Cette scène, je l’ai croquée sommairement dans Depuis que je sais ce que je suis et, à présent, quand je repense à ce moment, c’est cette image qui revient la première. Comme c’est dommage ! Je ne veux pas que ces souvenirs dessinés, interprétés, retravaillés, dénaturés, prennent la place des vrais.

C’est aussi le danger de ce journal. On se dit : « Je note ce qui m’arrive pour m’en souvenir plus tard. » Mais dans la réalité, c’est le contraire qui arrive : noter tout ça, c’est l’oublier. Je délègue une partie de ma mémoire à ce journal. Les souvenirs ne sont plus dans ma tête, mais ici. Ce ne serait pas grave si ces souvenirs étaient retranscrits exactement, mais on sait que c’est impossible : l’écriture est imparfaite. Le risque, c’est donc de laisser ces pseudo-souvenirs imparfaits prendre la place des autres.

Voilà. Ce carnet est terminé.


Cette rubrique « Carnets » reprend le journal que j’ai commencé à tenir en 2003. Dans ce carnet no4 (À la découverte de la vie normale, 13 avril – 6 juin 2005), j’ai dix-sept ans.

Samedi 4 juin 2020

À la brocante, sous les rampes du pont, il n’y avait pas beaucoup de BD… Comme d’habitude, certains sortent leurs caisses d’Astérix ou de Titeuf à quatre euros l’album… On connaît le genre. Et puis, il y a ceux qui vendent des petites merveilles à des prix incroyables. Moi, ce que je cherche, c’est le mec qui a trois-quatre albums perdus sur son stand, et qui va les lâcher à deux ou trois euros. Avec lui, on peut discuter. Alors qu’il n’y a pas de discussion possible avec les « caisses à quatre euros l’album ». Quelqu’un vendait le recueil Spirou qui contient le numéro dessiné entièrement par Bercovici : ça me plaisait, mais à six balles pas question. Alors, j’ai juste un Bidochon en poche pour me consoler.

J’ai dessiné la planche M de mon abécédaire. C’est « Mort ». C’est la mort de Roméo, avec les dialogues de Shakespeare, et c’est vachement bien dessiné, je suis content de moi.


Cette rubrique « Carnets » reprend le journal que j’ai commencé à tenir en 2003. Dans ce carnet no4 (À la découverte de la vie normale, 13 avril – 6 juin 2005), j’ai dix-sept ans.

Vendredi 3 juin 2005

J’ai passé l’espagnol cet après-midi. Le matin, j’étais à des années-lumière de penser à l’espagnol. Même cinq minutes avant de passer, je n’étais pas stressé… Bizarre. Mais tant mieux !
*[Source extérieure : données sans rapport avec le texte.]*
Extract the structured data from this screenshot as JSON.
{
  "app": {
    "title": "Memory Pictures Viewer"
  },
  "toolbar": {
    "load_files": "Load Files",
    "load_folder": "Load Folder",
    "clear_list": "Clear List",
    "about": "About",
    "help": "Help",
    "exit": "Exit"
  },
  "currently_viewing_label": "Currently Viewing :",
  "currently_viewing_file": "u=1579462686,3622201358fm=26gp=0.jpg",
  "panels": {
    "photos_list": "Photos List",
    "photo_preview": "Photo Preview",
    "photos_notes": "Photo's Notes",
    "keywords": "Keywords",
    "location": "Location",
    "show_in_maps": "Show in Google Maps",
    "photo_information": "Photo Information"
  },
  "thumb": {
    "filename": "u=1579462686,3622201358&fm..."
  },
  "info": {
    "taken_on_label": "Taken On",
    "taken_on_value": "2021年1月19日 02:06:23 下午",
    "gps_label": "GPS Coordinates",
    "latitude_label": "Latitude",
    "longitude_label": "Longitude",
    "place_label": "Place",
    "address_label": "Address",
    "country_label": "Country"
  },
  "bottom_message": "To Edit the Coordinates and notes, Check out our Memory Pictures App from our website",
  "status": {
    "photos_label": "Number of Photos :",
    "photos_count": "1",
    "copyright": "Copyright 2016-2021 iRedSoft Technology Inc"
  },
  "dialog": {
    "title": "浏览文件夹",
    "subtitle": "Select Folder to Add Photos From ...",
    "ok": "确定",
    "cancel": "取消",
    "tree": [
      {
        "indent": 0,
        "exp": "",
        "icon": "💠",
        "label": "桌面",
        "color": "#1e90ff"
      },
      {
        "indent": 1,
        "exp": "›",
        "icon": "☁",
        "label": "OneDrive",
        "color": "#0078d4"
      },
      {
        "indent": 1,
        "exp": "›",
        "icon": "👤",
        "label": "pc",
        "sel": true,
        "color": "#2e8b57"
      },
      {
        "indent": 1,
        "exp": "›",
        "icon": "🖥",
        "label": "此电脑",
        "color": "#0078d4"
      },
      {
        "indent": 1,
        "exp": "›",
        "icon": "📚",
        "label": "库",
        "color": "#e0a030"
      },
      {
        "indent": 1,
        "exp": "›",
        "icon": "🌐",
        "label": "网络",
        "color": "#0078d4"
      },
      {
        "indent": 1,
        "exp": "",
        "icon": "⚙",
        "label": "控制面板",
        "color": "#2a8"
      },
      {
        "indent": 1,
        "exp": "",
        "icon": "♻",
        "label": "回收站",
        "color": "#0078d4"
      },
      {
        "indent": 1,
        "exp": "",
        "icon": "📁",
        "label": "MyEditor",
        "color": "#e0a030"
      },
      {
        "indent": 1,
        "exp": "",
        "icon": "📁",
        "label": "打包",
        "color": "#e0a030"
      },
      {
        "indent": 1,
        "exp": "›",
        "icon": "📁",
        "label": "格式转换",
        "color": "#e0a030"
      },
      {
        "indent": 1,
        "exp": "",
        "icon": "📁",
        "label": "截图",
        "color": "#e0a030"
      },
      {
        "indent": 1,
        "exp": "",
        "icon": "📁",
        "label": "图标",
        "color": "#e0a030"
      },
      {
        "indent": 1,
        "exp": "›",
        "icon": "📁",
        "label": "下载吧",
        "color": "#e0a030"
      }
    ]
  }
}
Si j’étais si loin de penser à cet oral, c’est parce que j’étais absorbé par mon abécédaire (décidons de l’appeler comme ça). J’ai bazardé les deux planches Arcade et Causette, parce que c’était mauvais. Je reprends tout. Je modifie le concept. Ce sera toujours vingt-six histoires en une planche, mais sans variation de style. Et il faudra que ce soit drôle à chaque fois. J’ai fait neuf scénarios. Je crois que j’attendrai de les avoir tous, pour commencer les découpages. Pas d’impatience. Et puis, j’ai le bac à passer, quand même !

Alors, cet oral d’espagnol. On était quatre convoqués à 16 heures, je suis passé le premier. Je suis tombé sur le texte que je voulais ! C’est « El beso ». Ça parle des Espagnols des années Franco qui étaient choqués de voir qu’en France on s’embrassait dans la rue ; et pire, les Russes qui s’embrassaient sur la bouche entre hommes. Tous pédés ! Donc j’ai présenté le texte, j’ai parlé dix minutes. Puis j’ai conclu en disant qu’aujourd’hui ça a bien changé. Les Espagnols sont plus ouverts et, même, plus avancés que les Français : je parle du mariage gay et de l’adoption. Voilà pourquoi ce texte me plaît : pendant l’entretien avec l’examinatrice, on a un support de discussion intéressant. Elle m’a fait parler de la movida (elle était contente, car elle m’a dit que j’étais le seul jusqu’ici à lui citer ce nom), elle m’a fait parler d’Almodóvar. J’ai dit que j’avais vu son dernier film : La Mala Educación. Elle m’a demandé si j’avais aimé, et pourquoi. Euh ! Déjà, en français, ce n’est pas facile à expliquer… mais bon, voilà, j’ai fait bonne impression, parce qu’il m’a semblé qu’elle aimait bien Almodóvar aussi. Je suis ressorti ravi.